Displacement Velocity and Strain Analysis of Opak Fault Monitoring Stations

Abstract The Opak Fault is an active fault that can potentially cause earthquakes in Yogyakarta. Periodic monitoring of the Opak Fault activity was previously used more GNSS observation data from the measurement campaign by the Geodesi Geometri dan Geodesi Fisis (GGGF) Laboratory Team, Geodetic Engineering Department, Faculty of Engineering, Universitas Gadjah Mada. However, there are several CORS BIG stations located in Yogyakarta. The CORS BIG data is used to increase the precision of the Opak Fault monitoring station. Therefore, the addition of the CORS is evaluated to obtain a displacement in the monitoring station. The computation of the displacement velocity value of the Opak Fault monitoring station has been done before using the Linear Least Square Collocation and grid search methods. The other method, namely the kriging method, needs to be evaluated for producing a more precise displacement velocity value. The research data includes GNSS campaign and CORS BIG data for six years, 2013 to 2020. The CORS stations around DIY are JOGS and CBTL. The GNNS data were processed to determine the solution for the daily coordinate, displacement, and standard deviation values for each Opak Fault monitoring station. The displacement velocity value is generated by the Linear Least Square method then reduced from the influence of the Sunda Block. The velocity value is used in the strain value estimation around the Opak Fault area at each station using the kriging method combined with the gaussian sequential simulation technique. The estimated displacement velocities are examined for statistical significance compared to the research of Adam (2019) and Pinasti (2019). This research generates the value of the displacement velocity in the east and north components of 12.39 to 30.99 mm/year and 1.96 to -14.11 mm/year, respectively.

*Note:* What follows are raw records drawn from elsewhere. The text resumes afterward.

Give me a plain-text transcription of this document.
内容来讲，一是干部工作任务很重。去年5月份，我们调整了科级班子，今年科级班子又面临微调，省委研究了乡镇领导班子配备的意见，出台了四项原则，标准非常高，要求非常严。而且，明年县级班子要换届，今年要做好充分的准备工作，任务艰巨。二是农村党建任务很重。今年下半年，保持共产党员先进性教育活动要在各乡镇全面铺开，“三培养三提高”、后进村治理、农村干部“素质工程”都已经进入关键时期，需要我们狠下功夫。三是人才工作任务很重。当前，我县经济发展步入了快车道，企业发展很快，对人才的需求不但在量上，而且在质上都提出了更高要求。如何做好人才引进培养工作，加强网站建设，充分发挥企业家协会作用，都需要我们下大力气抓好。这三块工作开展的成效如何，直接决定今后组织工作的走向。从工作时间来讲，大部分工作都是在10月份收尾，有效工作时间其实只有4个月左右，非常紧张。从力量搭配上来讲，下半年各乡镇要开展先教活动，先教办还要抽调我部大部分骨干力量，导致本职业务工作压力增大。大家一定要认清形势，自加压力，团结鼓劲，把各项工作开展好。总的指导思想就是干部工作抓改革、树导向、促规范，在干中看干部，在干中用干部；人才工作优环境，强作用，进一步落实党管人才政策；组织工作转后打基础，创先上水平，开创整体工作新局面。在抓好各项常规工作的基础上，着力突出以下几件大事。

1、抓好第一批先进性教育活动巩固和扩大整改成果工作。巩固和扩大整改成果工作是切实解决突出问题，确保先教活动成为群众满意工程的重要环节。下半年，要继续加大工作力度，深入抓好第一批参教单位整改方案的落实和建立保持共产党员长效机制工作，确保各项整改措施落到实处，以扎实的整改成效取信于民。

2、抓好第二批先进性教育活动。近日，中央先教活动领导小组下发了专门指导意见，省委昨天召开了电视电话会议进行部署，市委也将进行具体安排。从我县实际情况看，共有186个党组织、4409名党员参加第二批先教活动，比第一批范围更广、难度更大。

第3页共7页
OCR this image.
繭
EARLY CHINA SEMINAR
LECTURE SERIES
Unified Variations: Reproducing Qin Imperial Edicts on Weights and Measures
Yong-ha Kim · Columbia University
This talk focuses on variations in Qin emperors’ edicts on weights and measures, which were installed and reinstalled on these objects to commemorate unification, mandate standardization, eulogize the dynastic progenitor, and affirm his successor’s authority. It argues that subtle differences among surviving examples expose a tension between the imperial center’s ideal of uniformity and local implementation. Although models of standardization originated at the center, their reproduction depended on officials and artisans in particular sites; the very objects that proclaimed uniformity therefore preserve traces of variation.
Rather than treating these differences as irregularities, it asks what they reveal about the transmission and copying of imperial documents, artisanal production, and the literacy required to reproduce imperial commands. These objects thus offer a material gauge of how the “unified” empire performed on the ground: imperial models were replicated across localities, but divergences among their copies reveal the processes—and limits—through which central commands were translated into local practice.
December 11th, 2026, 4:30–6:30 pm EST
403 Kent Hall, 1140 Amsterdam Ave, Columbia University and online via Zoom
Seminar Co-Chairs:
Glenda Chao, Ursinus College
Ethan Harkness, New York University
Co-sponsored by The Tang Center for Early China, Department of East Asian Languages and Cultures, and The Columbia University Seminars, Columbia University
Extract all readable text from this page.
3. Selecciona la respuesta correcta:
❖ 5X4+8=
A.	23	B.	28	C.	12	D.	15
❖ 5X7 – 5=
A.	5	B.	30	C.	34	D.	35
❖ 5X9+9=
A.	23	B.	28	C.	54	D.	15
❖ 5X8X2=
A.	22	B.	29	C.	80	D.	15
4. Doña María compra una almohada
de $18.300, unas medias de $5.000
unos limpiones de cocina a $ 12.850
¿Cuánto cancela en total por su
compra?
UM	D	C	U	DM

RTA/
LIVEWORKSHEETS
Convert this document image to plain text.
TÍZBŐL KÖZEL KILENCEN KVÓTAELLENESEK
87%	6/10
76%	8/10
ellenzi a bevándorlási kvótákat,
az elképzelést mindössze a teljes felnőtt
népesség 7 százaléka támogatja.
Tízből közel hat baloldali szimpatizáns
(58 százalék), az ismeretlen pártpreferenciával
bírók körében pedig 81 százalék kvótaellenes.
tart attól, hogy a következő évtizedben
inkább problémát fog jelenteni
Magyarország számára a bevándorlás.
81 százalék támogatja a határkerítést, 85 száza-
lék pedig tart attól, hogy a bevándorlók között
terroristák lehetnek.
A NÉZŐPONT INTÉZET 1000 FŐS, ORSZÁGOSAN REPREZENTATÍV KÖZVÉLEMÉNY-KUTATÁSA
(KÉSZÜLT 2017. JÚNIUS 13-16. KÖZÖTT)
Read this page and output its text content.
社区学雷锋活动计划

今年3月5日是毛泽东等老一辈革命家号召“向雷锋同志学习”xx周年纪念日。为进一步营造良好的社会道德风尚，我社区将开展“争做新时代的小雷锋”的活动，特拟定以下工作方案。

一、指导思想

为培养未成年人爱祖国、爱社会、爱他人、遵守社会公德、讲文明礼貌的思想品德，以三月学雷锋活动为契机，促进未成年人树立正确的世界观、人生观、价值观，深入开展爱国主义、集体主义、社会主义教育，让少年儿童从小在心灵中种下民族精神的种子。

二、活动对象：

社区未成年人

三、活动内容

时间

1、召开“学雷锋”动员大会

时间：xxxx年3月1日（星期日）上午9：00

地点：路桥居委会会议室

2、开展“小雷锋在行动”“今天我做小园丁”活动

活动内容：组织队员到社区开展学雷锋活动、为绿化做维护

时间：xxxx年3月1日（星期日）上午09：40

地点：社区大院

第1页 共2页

The displacement direction of all monitoring stations is dominant to the southeast. The Sunda Block reduced the displacement velocity. The east and north components are -2.32 to 2.28 mm/year and -0.52 to 4.2 mm/year, respectively. The displacement direction is towards the northwest. The strain estimation using the kriging method combined with the gaussian sequential simulation technique obtained an average strain value of 0.05 microstrain/year. The result of the data processing at each station has different arrow lengths, meaning that each location has a different strain value.